この街でダークモンスターが頻発しているから、この街にいるのは確実だと思うのだが、所詮は推測の域を出ない。探索を一度やめて公園で休むことにした。
「ちょっと李依奈様、待ってよ」
「待たない。ウチの下僕を名乗るならウチの手を煩わせないでください、大上先輩」
「あはっ、良い……」
何やら危なげな会話が聞こえてそちらを見る。背の高い女子高生がギャルっぽい格好をした女子高生を追いかけている様子が見えた。
その後ろから、背の高い女子高生の顔を見てはっとした別の女子高生が、背の高い女子高生の背中に声を掛ける。
「あの、もしかして久美子ちゃんですか!」
背の高い女子が久美子という名前に反応して振り返る。
「君、アタシのことを呼んだかい?」
「はい! あの、私は久美子ちゃんのファンで――」
「悪いけど、李依奈様との時間を邪魔しないでくれる?」
久美子がファンの女の子の手を振り払った。ファンの女の子が目を丸くする。
「わ、私――」
「アタシのファンなら立場をわきまえてくれ」
「ご、ごめ、なしゃ……」
鼻声の女の子の言葉など聞く気もないといった態度で久美子は背を向ける。
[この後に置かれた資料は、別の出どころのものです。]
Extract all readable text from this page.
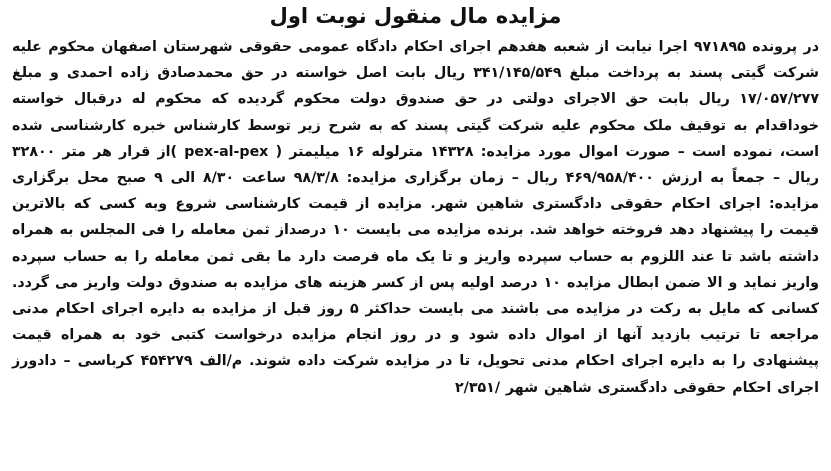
مزایده مال منقول نوبت اول

در پرونده ۹۷۱۸۹۵ اجرا نیابت از شعبه هفدهم اجرای احکام دادگاه عمومی حقوقی شهرستان اصفهان محکوم علیه شرکت گیتی پسند به پرداخت مبلغ ۳۴۱/۱۴۵/۵۴۹ ریال بابت اصل خواسته در حق محمدصادق زاده احمدی و مبلغ ۱۷/۰۵۷/۲۷۷ ریال بابت حق الاجرای دولتی در حق صندوق دولت محکوم گردیده که محکوم له درقبال خواسته خوداقدام به توقیف ملک محکوم علیه شرکت گیتی پسند که به شرح زیر توسط کارشناس خبره کارشناسی شده است، نموده است – صورت اموال مورد مزایده: ۱۴۳۲۸ مترلوله ۱۶ میلیمتر ( pex-al-pex )از قرار هر متر ۳۲۸۰۰ ریال – جمعاً به ارزش ۴۶۹/۹۵۸/۴۰۰ ریال – زمان برگزاری مزایده: ۹۸/۳/۸ ساعت ۸/۳۰ الی ۹ صبح محل برگزاری مزایده: اجرای احکام حقوقی دادگستری شاهین شهر. مزایده از قیمت کارشناسی شروع وبه کسی که بالاترین قیمت را پیشنهاد دهد فروخته خواهد شد. برنده مزایده می بایست ۱۰ درصداز ثمن معامله را فی المجلس به همراه داشته باشد تا عند اللزوم به حساب سپرده واریز و تا یک ماه فرصت دارد ما بقی ثمن معامله را به حساب سپرده واریز نماید و الا ضمن ابطال مزایده ۱۰ درصد اولیه پس از کسر هزینه های مزایده به صندوق دولت واریز می گردد. کسانی که مایل به رکت در مزایده می باشند می بایست حداکثر ۵ روز قبل از مزایده به دایره اجرای احکام مدنی مراجعه تا ترتیب بازدید آنها از اموال داده شود و در روز انجام مزایده درخواست کتبی خود به همراه قیمت پیشنهادی را به دایره اجرای احکام مدنی تحویل، تا در مزایده شرکت داده شوند. م/الف ۴۵۴۲۷۹ کرباسی – دادورز اجرای احکام حقوقی دادگستری شاهین شهر /۲/۳۵۱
ファンの女の子は耐えきれなくなった様子で、涙を浮かべてどこかへ去っていってしまった。
「大上先輩、ファンにあんな扱いしていいんですか?」
「思ってないくせに優しいね、李依奈様。大丈夫だよ。その程度でやめるならアタシのことなんか鼻から好きじゃなかったのさ」
久美子が李依奈の頬に手を添える。
「それよりも、李依奈様」
「触らないで。……急に何ですか?」
李依奈が手を払いのけ、久美子を睨みつける。その眼差しにすら嬉しそうに久美子は微笑んだ。
「貴方の飼い犬は、アタシだけで十分でしょう?」
李依奈が眉をひそめる。久美子はそれに気づいていないのか、あるいは気づいたうえで虫をしているのか、構わずに言葉を続ける。
「ころねのこと、諦めなよ。アタシなら李依奈様の言いつけを全部守れるよ」
「……聞いたウチがバカだった」
呆れた様子で振り返るのをやめて李依奈は前を歩きだす。久美子はまるでご主人様についていく犬のように後にくっついて歩いた。
「……」
胸がざわざわする。女の子に恋する女の子がいて、その子に振り向いてもらおうと頑張る。その姿だけを切り取るなら、あれは百合と呼べる代物だ。しかし、俺の心は不思議といつものようには弾まない。
「ウチが指示してないことを勝手にやるバカ犬はいりませんから」
「あはっ……わん♪」
二人のやりとりが聞こえてくる。心は高ぶるどころか、冷えていた。
俺は、百合が好きだ。今でも好きだし、百合なら何でも好きなはずだった。今の二人の会話なんてまさに二人だけの世界という感じがして、いつもの俺なら喜べるはずだった。
――ご、ごめ、なしゃ……。
ファンの女の子の鼻声。傷ついた顔が忘れられない。
俺が好きなのは平和な関係性だった。百合を尊いと思ったのは、そこにはお互いに大好きな相手と平和に過ごす世界があったからだ。いくらお互いが大好きだからといって、誰かを傷つけていいとは、俺は思えない。
俺はどうやら、初めて受け入れられないカップリングに出会ってしまったようだ。
「……よいしょ」
休憩はこの辺にして、敵のアジトを探しに行かなければ。二人から離れるように、俺は公園を後にした。